The Next Step in the NV Casino Market
In addition to the current titles, GameCo expects to offer other VGMs in the Nevada market, including:
- Sweet Spot Golf
- Destination Tiki, a Match 3 Slots™ game
- Steve Aoki’s Neon Dream rhythm runner
- Star Trek: Voyager
According to the press release, “GameCo also plans to release a first of its kind Multiplayer Arena™, which brings a new social experience to the casino floor with VGM™ machines allowing people to play head-to-head or esports-style tournaments.”
Are Skill-Based Games the Future?
Skill-based games like GameCo’s VGMs are often met with a mixture of skepticism and inevitability.
The inevitability comes from the understanding that the gaming customer is changing. Slot machines’ days are numbered, and skill-based games are one possible heir to their throne, or merely the next iteration in slot machines depending on your point of view.
The skepticism comes from industry types that point out the coin-in (or lack thereof) the machines receive primarily due to their slow pace of play. GameCo counters those claims by pointing to other metrics, like time-on-machine and the potential to appeal to a new, younger demographic.
As GameCo states in the press release:
“The results from GameCo’s Field Trial and additional installations support the company’s founding thesis that new and different games resonate and monetize with a younger millennial casino audience. Over 80% of GameCo’s “coin in” spending came from Millennial and Gen X players as compared to about 20% for traditional slot machines. Additionally, GameCo realized 12% or more uncarded play than other skill games or slot machines, pointing to a new player and new money. The outcome of the trial validates GameCo’s strategy of bringing a new category of gaming machine to the casino floor.”
Bringing in Incremental Revenue from New Customers
Graboyes has long touted his company’s ability to drive incremental revenue.
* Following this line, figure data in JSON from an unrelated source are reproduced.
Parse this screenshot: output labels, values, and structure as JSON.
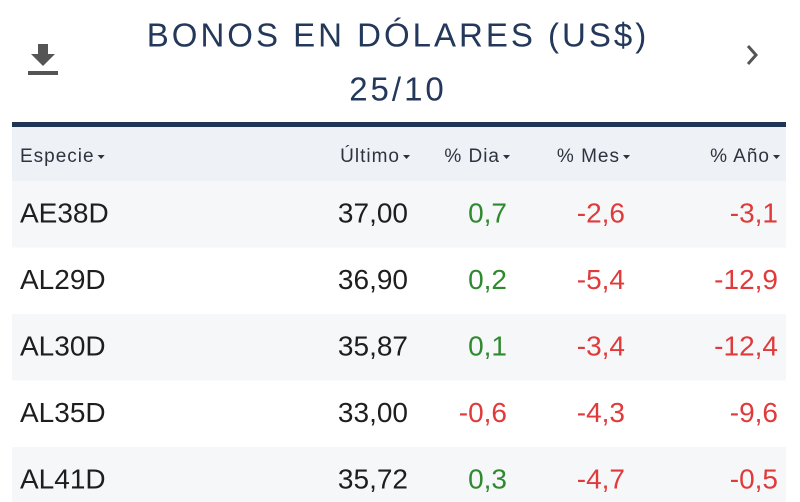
{
  "header": {
    "title": "BONOS EN DÓLARES (US$)",
    "date": "25/10"
  },
  "table": {
    "columns": [
      "Especie",
      "Último",
      "% Dia",
      "% Mes",
      "% Año"
    ],
    "rows": [
      [
        "AE38D",
        "37,00",
        "0,7",
        "-2,6",
        "-3,1"
      ],
      [
        "AL29D",
        "36,90",
        "0,2",
        "-5,4",
        "-12,9"
      ],
      [
        "AL30D",
        "35,87",
        "0,1",
        "-3,4",
        "-12,4"
      ],
      [
        "AL35D",
        "33,00",
        "-0,6",
        "-4,3",
        "-9,6"
      ],
      [
        "AL41D",
        "35,72",
        "0,3",
        "-4,7",
        "-0,5"
      ]
    ]
  }
}
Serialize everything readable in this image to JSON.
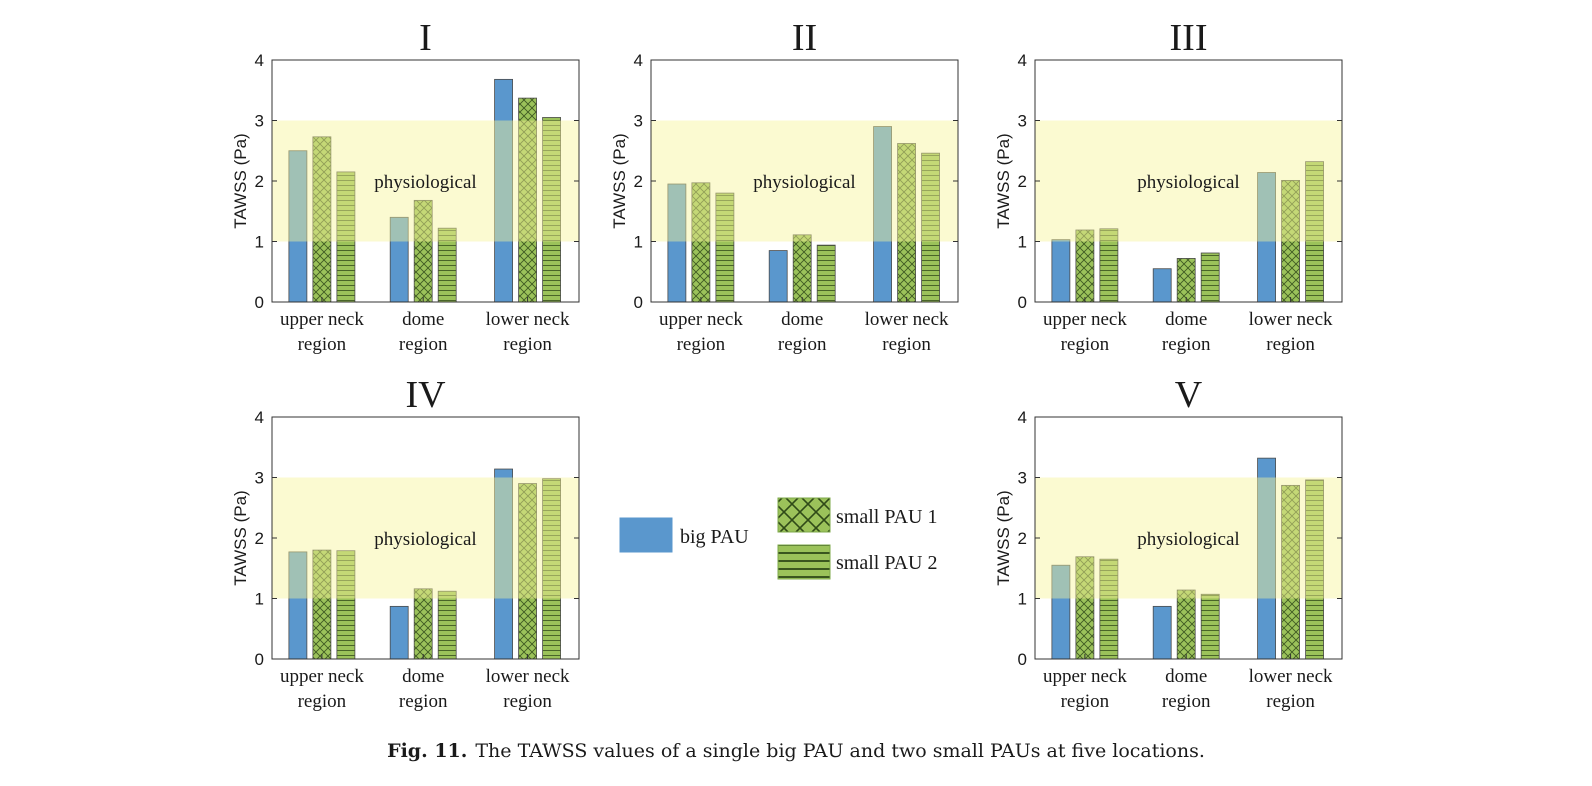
{
  "caption": {
    "label": "Fig. 11.",
    "text": "The TAWSS values of a single big PAU and two small PAUs at five locations."
  },
  "legend": {
    "items": [
      {
        "label": "big PAU",
        "color": "#5a97cd",
        "pattern": "solid"
      },
      {
        "label": "small PAU 1",
        "color": "#9bc25a",
        "pattern": "crosshatch"
      },
      {
        "label": "small PAU 2",
        "color": "#9bc25a",
        "pattern": "horizontal"
      }
    ]
  },
  "colors": {
    "band": "#fdfcc5",
    "big": "#5a97cd",
    "small": "#9bc25a"
  },
  "chart_data": [
    {
      "type": "bar",
      "title": "I",
      "ylabel": "TAWSS (Pa)",
      "ylim": [
        0,
        4
      ],
      "yticks": [
        "0",
        "1",
        "2",
        "3",
        "4"
      ],
      "band": {
        "range": [
          1,
          3
        ],
        "label": "physiological"
      },
      "categories": [
        [
          "upper neck",
          "region"
        ],
        [
          "dome",
          "region"
        ],
        [
          "lower neck",
          "region"
        ]
      ],
      "series": [
        {
          "name": "big PAU",
          "values": [
            2.5,
            1.4,
            3.68
          ]
        },
        {
          "name": "small PAU 1",
          "values": [
            2.73,
            1.68,
            3.37
          ]
        },
        {
          "name": "small PAU 2",
          "values": [
            2.15,
            1.22,
            3.05
          ]
        }
      ]
    },
    {
      "type": "bar",
      "title": "II",
      "ylabel": "TAWSS (Pa)",
      "ylim": [
        0,
        4
      ],
      "yticks": [
        "0",
        "1",
        "2",
        "3",
        "4"
      ],
      "band": {
        "range": [
          1,
          3
        ],
        "label": "physiological"
      },
      "categories": [
        [
          "upper neck",
          "region"
        ],
        [
          "dome",
          "region"
        ],
        [
          "lower neck",
          "region"
        ]
      ],
      "series": [
        {
          "name": "big PAU",
          "values": [
            1.95,
            0.85,
            2.9
          ]
        },
        {
          "name": "small PAU 1",
          "values": [
            1.97,
            1.11,
            2.62
          ]
        },
        {
          "name": "small PAU 2",
          "values": [
            1.8,
            0.94,
            2.46
          ]
        }
      ]
    },
    {
      "type": "bar",
      "title": "III",
      "ylabel": "TAWSS (Pa)",
      "ylim": [
        0,
        4
      ],
      "yticks": [
        "0",
        "1",
        "2",
        "3",
        "4"
      ],
      "band": {
        "range": [
          1,
          3
        ],
        "label": "physiological"
      },
      "categories": [
        [
          "upper neck",
          "region"
        ],
        [
          "dome",
          "region"
        ],
        [
          "lower neck",
          "region"
        ]
      ],
      "series": [
        {
          "name": "big PAU",
          "values": [
            1.03,
            0.55,
            2.14
          ]
        },
        {
          "name": "small PAU 1",
          "values": [
            1.19,
            0.72,
            2.01
          ]
        },
        {
          "name": "small PAU 2",
          "values": [
            1.21,
            0.81,
            2.32
          ]
        }
      ]
    },
    {
      "type": "bar",
      "title": "IV",
      "ylabel": "TAWSS (Pa)",
      "ylim": [
        0,
        4
      ],
      "yticks": [
        "0",
        "1",
        "2",
        "3",
        "4"
      ],
      "band": {
        "range": [
          1,
          3
        ],
        "label": "physiological"
      },
      "categories": [
        [
          "upper neck",
          "region"
        ],
        [
          "dome",
          "region"
        ],
        [
          "lower neck",
          "region"
        ]
      ],
      "series": [
        {
          "name": "big PAU",
          "values": [
            1.77,
            0.87,
            3.14
          ]
        },
        {
          "name": "small PAU 1",
          "values": [
            1.8,
            1.16,
            2.9
          ]
        },
        {
          "name": "small PAU 2",
          "values": [
            1.79,
            1.12,
            2.98
          ]
        }
      ]
    },
    {
      "type": "bar",
      "title": "V",
      "ylabel": "TAWSS (Pa)",
      "ylim": [
        0,
        4
      ],
      "yticks": [
        "0",
        "1",
        "2",
        "3",
        "4"
      ],
      "band": {
        "range": [
          1,
          3
        ],
        "label": "physiological"
      },
      "categories": [
        [
          "upper neck",
          "region"
        ],
        [
          "dome",
          "region"
        ],
        [
          "lower neck",
          "region"
        ]
      ],
      "series": [
        {
          "name": "big PAU",
          "values": [
            1.55,
            0.87,
            3.32
          ]
        },
        {
          "name": "small PAU 1",
          "values": [
            1.69,
            1.14,
            2.87
          ]
        },
        {
          "name": "small PAU 2",
          "values": [
            1.65,
            1.07,
            2.96
          ]
        }
      ]
    }
  ]
}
In an April 2017 column in Global Gaming Business Magazine he made a case for adding other metrics:
Ask any casino executive what the most important performance metric for slot machines is, and most will answer “performance against floor average” of win per unit per day (WPUPD). For decades, this key data point has been used to rate and evaluate the performance of slot machines and their placement on the casino floor.
However, with the desire to engage a younger player base, a trend of stagnant to declining slot revenues and an ongoing reduction in overall slot positions, there is a new and critical metric for casino operators to consider—the potential for incremental revenue from “net new players” who to date do not gamble, often or ever, at slot machines.
A Different Casino Experience
Given the current situation, it will be a while before we see how GameCo machines perform on Las Vegas casino floors.
As noted in a recent column, casinos are going to look quite different post-COVID-19. And these radical changes could be the perfect opportunity for GameCo’s VGMs.
There may be a decline in any gaming that involves crowds or even multiple players and dealer interactions. As such, when the COVID-19 lockdowns come to an end, customers (who are likely to be younger given the viruses impact on elderly populations) may be looking for new gaming experiences.
Younger players have historically avoided slots, but alternatives like table games could be seen as putting them more at risk to Coronavirus exposure.
The question is, will they gravitate towards skill-based games?